Three months ago, in what seems like another age, I wrote about the concept of dynamic materiality. It was developed by Thomas Kuh, Andre Shepley, Greg Bala, and Michael Flowers of Truvalue Labs (TVL), a San Francisco-based technology company (to whom I’m an advisor) which uses AI and big data to develop signals on a variety of intangible risk factors. The basic idea of dynamic materiality is that what investors consider to be the material environmental, social, and governance (ESG) issues changes over time. This can happen slowly, as with climate change and gender diversity, or most quickly, as with plastics in the oceans.
I was not aware of the work TVL was doing until late last year. At that time, and in a completely separate initiative, the Boston Consulting Group (Doug Beal, Veronica Chau, Vinay Shandal, Leonore Tauber, Wendy Woods, and David Young) was collaborating with the World Economic Forum (Katherine Brown and Maha Eltobgy) on a project that resulted in the White Paper “Embracing the New Age of Materiality: Harnessing the Pace of Change in ESG” that was published last month. I am also an advisor to BCG and was involved in this project but I was the only one who knew both projects were going on and kept a “Chinese Wall” between them.
Like often happens when an idea’s time has come, it pops up independently and simultaneously in different places. These two papers nicely complement each other. The one by TVL is an empirical paper which provides quantitative data demonstrating that what is material does indeed change over time. The BCG/WEF paper is more focused on the process by which this happens. It shows how the growth in evidence of why an issue should be material leads to escalating stakeholder activism which puts pressure on companies to address this issue lest they lose customers and truly engaged employees. Investors who understand the profitability implications also become more active in their engagement with the company on this issue. And then, voila, it is material! Here is a short video in which Vinay and I discuss the concept of dynamic materiality.
As shown by the Sustainability Accounting Standards Board (SASB), most ESG issues are industry specific. (SASB’s Sustainable Industry Classification System [SICS] is comprised of 11 sectors and 77 industries.) However, when something universally cataclysmic happens in a very concentrated period of time, an issue can become material to every company in every industry, for better or worse. In the case of COVID-19 it is largely for the worst. With COVID-19 there is no debate about its materiality. The question is in what ways its impact is being felt and what can be done about it.
Towards that end Truvalue Labs released a dedicated dashboard, Coronavirus ESG Monitor and a unique COVID-19 dataset, both of which are free to the public. (You can download the database at the bottom of the home page of the Monitor.) The chart below dramatically illustrates how COVID-19 became a material issue in a very short period of time.
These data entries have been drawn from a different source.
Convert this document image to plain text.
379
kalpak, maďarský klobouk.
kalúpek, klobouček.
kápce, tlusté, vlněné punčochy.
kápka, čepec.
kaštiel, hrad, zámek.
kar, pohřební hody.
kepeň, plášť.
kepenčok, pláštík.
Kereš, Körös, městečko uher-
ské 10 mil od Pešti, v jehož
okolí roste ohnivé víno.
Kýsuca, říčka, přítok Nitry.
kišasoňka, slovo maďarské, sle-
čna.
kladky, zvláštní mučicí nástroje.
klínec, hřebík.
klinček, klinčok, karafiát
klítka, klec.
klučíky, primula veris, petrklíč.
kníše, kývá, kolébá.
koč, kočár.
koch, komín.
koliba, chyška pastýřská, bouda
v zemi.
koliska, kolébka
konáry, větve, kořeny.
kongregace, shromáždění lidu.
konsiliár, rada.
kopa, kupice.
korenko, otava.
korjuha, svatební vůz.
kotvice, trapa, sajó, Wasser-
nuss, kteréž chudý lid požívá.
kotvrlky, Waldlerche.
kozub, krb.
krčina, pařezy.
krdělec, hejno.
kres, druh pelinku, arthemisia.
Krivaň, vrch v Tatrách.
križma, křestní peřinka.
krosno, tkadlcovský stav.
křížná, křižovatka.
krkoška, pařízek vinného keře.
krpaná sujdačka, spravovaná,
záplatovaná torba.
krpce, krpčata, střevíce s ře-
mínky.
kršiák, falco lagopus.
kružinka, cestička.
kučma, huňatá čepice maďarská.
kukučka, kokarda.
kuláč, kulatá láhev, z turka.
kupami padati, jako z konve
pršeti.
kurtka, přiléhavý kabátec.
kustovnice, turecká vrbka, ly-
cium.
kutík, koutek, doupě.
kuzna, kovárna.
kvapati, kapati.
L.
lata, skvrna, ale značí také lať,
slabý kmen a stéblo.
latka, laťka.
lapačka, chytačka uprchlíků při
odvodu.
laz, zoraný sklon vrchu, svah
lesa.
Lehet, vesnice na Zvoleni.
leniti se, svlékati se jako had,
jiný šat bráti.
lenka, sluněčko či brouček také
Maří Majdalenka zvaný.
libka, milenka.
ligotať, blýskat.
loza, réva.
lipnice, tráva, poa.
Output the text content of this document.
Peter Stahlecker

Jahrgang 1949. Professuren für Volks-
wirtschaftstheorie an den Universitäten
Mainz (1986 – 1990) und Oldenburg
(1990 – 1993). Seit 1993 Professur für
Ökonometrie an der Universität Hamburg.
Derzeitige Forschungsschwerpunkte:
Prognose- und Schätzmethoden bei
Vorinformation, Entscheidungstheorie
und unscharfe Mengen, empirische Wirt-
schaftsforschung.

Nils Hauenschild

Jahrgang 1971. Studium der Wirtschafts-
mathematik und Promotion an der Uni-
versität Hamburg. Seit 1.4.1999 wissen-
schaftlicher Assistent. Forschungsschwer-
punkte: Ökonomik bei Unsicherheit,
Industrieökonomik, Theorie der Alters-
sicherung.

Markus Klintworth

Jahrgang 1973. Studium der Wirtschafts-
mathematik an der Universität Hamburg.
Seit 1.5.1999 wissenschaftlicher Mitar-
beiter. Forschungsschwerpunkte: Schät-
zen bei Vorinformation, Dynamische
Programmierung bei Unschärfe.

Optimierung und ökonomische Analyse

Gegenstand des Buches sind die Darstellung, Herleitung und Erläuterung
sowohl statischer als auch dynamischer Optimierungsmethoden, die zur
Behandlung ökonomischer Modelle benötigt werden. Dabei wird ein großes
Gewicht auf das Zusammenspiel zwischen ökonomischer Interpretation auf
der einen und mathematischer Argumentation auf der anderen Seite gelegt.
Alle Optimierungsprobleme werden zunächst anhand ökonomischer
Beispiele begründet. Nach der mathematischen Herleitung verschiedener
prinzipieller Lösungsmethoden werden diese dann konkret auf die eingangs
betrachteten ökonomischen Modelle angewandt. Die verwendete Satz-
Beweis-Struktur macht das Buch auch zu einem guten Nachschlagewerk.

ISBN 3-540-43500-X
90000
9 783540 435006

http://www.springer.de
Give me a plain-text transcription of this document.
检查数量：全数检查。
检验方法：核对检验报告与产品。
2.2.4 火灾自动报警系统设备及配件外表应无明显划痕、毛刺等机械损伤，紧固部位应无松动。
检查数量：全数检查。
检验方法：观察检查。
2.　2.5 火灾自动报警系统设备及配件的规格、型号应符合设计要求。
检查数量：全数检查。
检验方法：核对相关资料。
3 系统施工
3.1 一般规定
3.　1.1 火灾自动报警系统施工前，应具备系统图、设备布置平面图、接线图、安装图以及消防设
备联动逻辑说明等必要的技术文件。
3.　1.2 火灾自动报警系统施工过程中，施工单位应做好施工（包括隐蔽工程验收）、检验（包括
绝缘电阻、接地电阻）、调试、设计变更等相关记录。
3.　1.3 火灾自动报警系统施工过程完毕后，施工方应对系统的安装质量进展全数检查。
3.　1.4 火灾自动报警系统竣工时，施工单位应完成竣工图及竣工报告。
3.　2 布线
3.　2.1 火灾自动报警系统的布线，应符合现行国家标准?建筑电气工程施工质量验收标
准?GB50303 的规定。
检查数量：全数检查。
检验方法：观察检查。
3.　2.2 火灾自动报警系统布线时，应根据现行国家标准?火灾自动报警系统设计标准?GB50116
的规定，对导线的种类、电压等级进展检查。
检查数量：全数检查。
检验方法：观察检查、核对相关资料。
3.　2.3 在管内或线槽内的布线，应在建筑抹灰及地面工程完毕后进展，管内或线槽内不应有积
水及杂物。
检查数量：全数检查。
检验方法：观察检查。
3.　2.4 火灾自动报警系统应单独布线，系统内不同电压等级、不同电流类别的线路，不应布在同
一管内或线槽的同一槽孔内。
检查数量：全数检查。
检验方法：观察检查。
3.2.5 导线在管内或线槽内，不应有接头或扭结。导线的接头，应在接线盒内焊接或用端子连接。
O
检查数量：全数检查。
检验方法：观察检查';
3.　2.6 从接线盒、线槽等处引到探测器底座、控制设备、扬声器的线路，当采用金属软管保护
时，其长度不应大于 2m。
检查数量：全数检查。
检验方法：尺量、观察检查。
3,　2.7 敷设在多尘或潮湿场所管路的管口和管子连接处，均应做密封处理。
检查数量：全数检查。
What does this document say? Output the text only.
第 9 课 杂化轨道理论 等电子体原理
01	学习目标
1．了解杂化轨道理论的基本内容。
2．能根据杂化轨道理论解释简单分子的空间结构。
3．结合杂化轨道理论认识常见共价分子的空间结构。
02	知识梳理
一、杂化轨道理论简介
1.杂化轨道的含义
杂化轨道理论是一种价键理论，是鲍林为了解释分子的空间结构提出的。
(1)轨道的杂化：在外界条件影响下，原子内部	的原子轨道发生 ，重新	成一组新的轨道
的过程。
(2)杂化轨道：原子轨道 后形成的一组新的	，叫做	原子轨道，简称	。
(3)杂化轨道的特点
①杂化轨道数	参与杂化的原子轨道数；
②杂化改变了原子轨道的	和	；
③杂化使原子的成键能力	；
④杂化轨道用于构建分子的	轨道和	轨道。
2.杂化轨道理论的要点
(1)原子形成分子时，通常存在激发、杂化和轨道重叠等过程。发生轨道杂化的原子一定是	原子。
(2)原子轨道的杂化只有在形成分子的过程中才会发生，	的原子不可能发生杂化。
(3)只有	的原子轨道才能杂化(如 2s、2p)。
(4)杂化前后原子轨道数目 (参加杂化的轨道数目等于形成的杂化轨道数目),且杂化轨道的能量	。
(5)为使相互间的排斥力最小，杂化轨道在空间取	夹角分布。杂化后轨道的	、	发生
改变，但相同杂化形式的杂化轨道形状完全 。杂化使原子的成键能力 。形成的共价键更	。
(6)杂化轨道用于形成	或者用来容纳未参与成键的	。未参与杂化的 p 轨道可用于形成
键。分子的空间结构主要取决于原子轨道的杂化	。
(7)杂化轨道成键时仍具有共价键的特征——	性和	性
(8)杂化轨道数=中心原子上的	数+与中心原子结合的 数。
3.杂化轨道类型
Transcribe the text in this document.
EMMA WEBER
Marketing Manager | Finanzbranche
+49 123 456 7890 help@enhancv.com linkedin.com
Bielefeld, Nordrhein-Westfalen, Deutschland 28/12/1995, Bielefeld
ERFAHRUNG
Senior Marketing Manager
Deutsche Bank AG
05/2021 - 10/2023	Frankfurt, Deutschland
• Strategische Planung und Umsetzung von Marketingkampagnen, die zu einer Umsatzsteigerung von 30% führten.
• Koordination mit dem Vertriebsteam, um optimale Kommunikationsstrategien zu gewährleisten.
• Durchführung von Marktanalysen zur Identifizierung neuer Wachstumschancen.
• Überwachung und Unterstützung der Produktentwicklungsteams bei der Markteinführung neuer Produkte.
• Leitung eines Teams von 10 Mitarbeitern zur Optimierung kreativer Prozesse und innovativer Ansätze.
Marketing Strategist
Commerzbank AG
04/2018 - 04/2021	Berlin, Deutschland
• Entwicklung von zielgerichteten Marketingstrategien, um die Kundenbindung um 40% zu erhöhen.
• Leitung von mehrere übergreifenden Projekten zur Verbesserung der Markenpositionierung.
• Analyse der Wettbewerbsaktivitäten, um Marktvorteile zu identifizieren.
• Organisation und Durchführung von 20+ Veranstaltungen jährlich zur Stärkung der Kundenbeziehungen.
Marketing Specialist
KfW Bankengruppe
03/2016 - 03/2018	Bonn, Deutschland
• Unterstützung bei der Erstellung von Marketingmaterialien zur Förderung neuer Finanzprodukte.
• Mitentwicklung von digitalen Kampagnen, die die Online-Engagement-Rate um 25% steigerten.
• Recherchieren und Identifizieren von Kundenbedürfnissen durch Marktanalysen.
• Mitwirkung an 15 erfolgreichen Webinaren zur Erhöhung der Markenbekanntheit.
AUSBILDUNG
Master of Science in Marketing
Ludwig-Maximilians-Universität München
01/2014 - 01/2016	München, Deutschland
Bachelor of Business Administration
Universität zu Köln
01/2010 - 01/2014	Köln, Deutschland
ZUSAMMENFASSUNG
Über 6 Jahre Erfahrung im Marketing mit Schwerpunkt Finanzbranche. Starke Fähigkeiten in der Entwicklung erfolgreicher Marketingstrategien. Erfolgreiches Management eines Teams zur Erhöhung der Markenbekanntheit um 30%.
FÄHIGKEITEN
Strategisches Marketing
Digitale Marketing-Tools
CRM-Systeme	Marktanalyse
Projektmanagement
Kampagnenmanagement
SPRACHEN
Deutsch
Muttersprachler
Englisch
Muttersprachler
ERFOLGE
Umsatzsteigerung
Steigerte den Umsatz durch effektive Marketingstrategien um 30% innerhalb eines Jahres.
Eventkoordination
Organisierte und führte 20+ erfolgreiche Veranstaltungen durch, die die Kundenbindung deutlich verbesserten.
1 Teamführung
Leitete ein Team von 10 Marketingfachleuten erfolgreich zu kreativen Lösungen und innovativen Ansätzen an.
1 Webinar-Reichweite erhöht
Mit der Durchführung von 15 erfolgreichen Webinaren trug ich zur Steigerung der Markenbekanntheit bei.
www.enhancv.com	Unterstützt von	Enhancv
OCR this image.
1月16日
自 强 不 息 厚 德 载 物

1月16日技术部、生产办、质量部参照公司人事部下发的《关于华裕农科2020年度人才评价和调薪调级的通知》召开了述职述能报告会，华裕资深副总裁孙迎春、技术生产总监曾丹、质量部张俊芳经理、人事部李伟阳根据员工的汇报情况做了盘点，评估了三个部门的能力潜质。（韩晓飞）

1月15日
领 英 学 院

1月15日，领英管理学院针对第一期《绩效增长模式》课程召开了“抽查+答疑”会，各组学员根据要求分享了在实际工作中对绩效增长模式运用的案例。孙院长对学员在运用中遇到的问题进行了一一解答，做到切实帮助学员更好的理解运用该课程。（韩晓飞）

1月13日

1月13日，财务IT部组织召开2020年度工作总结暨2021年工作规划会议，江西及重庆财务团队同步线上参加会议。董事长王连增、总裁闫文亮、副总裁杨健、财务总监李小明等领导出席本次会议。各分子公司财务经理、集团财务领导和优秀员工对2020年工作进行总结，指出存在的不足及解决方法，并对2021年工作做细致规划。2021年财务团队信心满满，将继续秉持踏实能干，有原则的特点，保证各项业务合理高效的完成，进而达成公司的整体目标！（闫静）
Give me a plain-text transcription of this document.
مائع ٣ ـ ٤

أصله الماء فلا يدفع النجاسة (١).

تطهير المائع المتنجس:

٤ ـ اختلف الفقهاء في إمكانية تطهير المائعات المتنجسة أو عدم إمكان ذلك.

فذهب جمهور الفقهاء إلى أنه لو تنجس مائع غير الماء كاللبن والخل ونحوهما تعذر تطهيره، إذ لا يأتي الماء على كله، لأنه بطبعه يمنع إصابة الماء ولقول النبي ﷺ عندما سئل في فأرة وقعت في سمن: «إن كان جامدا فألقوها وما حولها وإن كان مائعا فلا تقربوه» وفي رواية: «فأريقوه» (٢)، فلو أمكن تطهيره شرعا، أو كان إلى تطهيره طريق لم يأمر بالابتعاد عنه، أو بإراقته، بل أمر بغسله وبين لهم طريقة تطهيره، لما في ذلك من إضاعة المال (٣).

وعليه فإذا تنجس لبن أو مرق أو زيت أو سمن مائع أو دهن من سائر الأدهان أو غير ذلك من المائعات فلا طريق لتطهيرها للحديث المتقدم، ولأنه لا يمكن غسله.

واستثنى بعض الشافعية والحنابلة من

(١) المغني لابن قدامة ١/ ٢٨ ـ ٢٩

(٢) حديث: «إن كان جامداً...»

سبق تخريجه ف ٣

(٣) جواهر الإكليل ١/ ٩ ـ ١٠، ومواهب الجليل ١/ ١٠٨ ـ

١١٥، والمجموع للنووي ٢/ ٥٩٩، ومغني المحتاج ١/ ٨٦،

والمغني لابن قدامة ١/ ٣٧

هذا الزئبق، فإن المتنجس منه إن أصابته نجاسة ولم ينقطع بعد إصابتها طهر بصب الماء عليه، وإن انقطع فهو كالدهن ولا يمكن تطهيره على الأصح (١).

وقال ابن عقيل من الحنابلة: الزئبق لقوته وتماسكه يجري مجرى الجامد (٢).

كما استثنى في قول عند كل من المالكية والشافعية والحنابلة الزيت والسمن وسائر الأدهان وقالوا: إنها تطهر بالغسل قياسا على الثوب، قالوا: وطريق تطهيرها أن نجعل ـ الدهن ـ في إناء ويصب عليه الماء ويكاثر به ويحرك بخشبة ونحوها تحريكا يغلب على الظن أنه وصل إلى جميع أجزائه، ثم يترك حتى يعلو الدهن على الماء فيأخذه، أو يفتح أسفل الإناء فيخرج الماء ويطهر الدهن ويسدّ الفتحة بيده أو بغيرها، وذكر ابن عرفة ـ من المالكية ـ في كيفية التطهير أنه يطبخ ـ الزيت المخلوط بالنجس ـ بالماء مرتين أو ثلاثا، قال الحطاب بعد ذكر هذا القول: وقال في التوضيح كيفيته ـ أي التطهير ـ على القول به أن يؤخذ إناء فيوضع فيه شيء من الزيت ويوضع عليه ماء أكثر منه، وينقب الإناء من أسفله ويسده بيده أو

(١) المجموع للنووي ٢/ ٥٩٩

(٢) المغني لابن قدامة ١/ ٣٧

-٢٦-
The topic went from virtually zero in mid-January to now over 60 percent of total information volume on SASB issues just three months later.
In explaining why a start-up company would be doing this, Co-Founder and CEO Hendrik Bartel stated, “When we saw this humanitarian crisis unfolding, our AI and research teams set to work building new signals in rapid time, training the computer to understand pandemics, Covid-19 and business model responses in totally different ways. Pairing the outcome of these signals with ESG and using the SASB Materiality framework lead us to a very unique way of looking at the global and local markets.”
The new dataset provides key metrics that detail the rising prevalence of COVID-19 across sectors, industries, and regions as well as the impact of COVID-19 through the lens of different ESG categories, as defined by SASB. For example, the chart below shows that Employee Health & Safety, Labor Practices, Access and Affordability, Product Quality and Safety, and Supply Chain Management have emerged as material issues for all companies during the COVID-19 crisis and dominate all other ESG categories. Note that Employee Health and Safety and Labor Practices represent a disproportionate share of volume. According to Michael Symonds, Head of Investment Grade Research at NN Investment Partners, “The visualizations reinforce why we constantly reassess ESG materiality in our investment process.”